スパークグループとの戦略的パートナーシップを発表するシーインのグローバルサイト

 では、このように制空権を奪ったECガリバー達は次に何をするかと言えば、地上戦に持ち込みデジタルを生活の中に溶け込ませ、逆にそれぞれの売場特性にあったデジタル戦略を店舗ごと、エリアごとに変化させているし、そうすべきだと思う。

例えば、百貨店とショッピングモールではデジタルの使い方は違うだろうし、宝石と雑貨でも違うだろう。総物販が60%を超え、「クルマでもECで買う」といわれている中国と「5万円超えたらネット(で買うのは)は怖いわ」という人も少なくない日本人を一緒くたにはできない。

 本件に関する様々な記事を探して読むのだが、例外なくフォーエバー 21とシーインのクロスチャネルによる「事業シナジー」がクローズアップされている。わかりやすく言えば、ネット専業のシーインは、一気に400店舗のリアル店舗網を使ったアクセスを可能にし、フォーエバー21は3兆円ともいわれるがその実態が未だ不明なシーイン (15000万人の顧客基盤がいると公式サイトはアピールしている)の巨大ECの1つのコンテンツとなる。これによって、シーインによる全米制覇が進むであろう。

 シーインのグローバルサイトには以下のようなスパーク側の文章が書いてある。

SPARC Group Holdings II LLC today announced a strategic partnership with SHEIN, the global integrated online marketplace for fashion, beauty and lifestyle products. The partnership will focus on meeting the needs of customers in the U.S. and around the world who enjoy affordable, high-quality fashion. 

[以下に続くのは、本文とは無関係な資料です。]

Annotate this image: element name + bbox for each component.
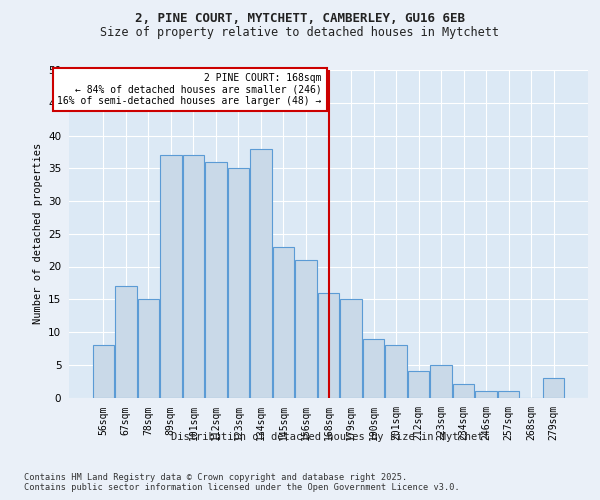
Bar	[205, 162, 227, 398]
Bar	[408, 372, 429, 398]
Bar	[385, 345, 407, 398]
Text: 2, PINE COURT, MYTCHETT, CAMBERLEY, GU16 6EB: 2, PINE COURT, MYTCHETT, CAMBERLEY, GU16…	[135, 12, 465, 26]
Bar	[475, 391, 497, 398]
Text: Contains public sector information licensed under the Open Government Licence v3: Contains public sector information licen…	[24, 484, 460, 492]
Bar	[430, 365, 452, 398]
Bar	[318, 292, 339, 398]
Text: Size of property relative to detached houses in Mytchett: Size of property relative to detached ho…	[101, 26, 499, 39]
Text: Distribution of detached houses by size in Mytchett: Distribution of detached houses by size …	[170, 432, 490, 442]
Text: 2 PINE COURT: 168sqm
← 84% of detached houses are smaller (246)
16% of semi-deta: 2 PINE COURT: 168sqm ← 84% of detached h…	[58, 74, 322, 106]
Bar	[228, 168, 249, 398]
Bar	[160, 155, 182, 398]
Bar	[273, 247, 294, 398]
Bar	[498, 391, 520, 398]
Text: Contains HM Land Registry data © Crown copyright and database right 2025.: Contains HM Land Registry data © Crown c…	[24, 472, 407, 482]
Bar	[340, 299, 362, 398]
Bar	[115, 286, 137, 398]
Bar	[363, 338, 384, 398]
Bar	[137, 299, 159, 398]
Bar	[543, 378, 565, 398]
Bar	[182, 155, 204, 398]
Bar	[92, 345, 114, 398]
Bar	[453, 384, 475, 398]
Bar	[250, 148, 272, 398]
Bar	[295, 260, 317, 398]
Y-axis label: Number of detached properties: Number of detached properties	[32, 143, 43, 324]
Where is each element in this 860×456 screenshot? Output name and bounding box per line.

 私たち(スパークスグループ)は本日、ファッション、ビューティ、ライフスタイルプロダクトの世界的プラットフォーマーであるシーインとの戦略的パートナーシップを発表します。このパートナーシップは、米国のみならず世界中のお客様にとって「手に届きやすく(買いやすく)」、「高品質な」ニーズを満たすものです。(筆者訳)

 ここにハッキリと書かれているように、このフォーエバー21の戦略は日本の戦略とは真逆であることがわかる。フォーエバー21のブランドを保有するオーセンティック・ブランズは、依然、フォーエバー21を安価に手が届き、ファッションを誰でも気軽に楽しめるブランドであると認識し、もともと持つフォーエバー 21の価値がシーイン と酷似しているため、このOMOの親和性が高く、また相互補完が可能だと述べているわけだ。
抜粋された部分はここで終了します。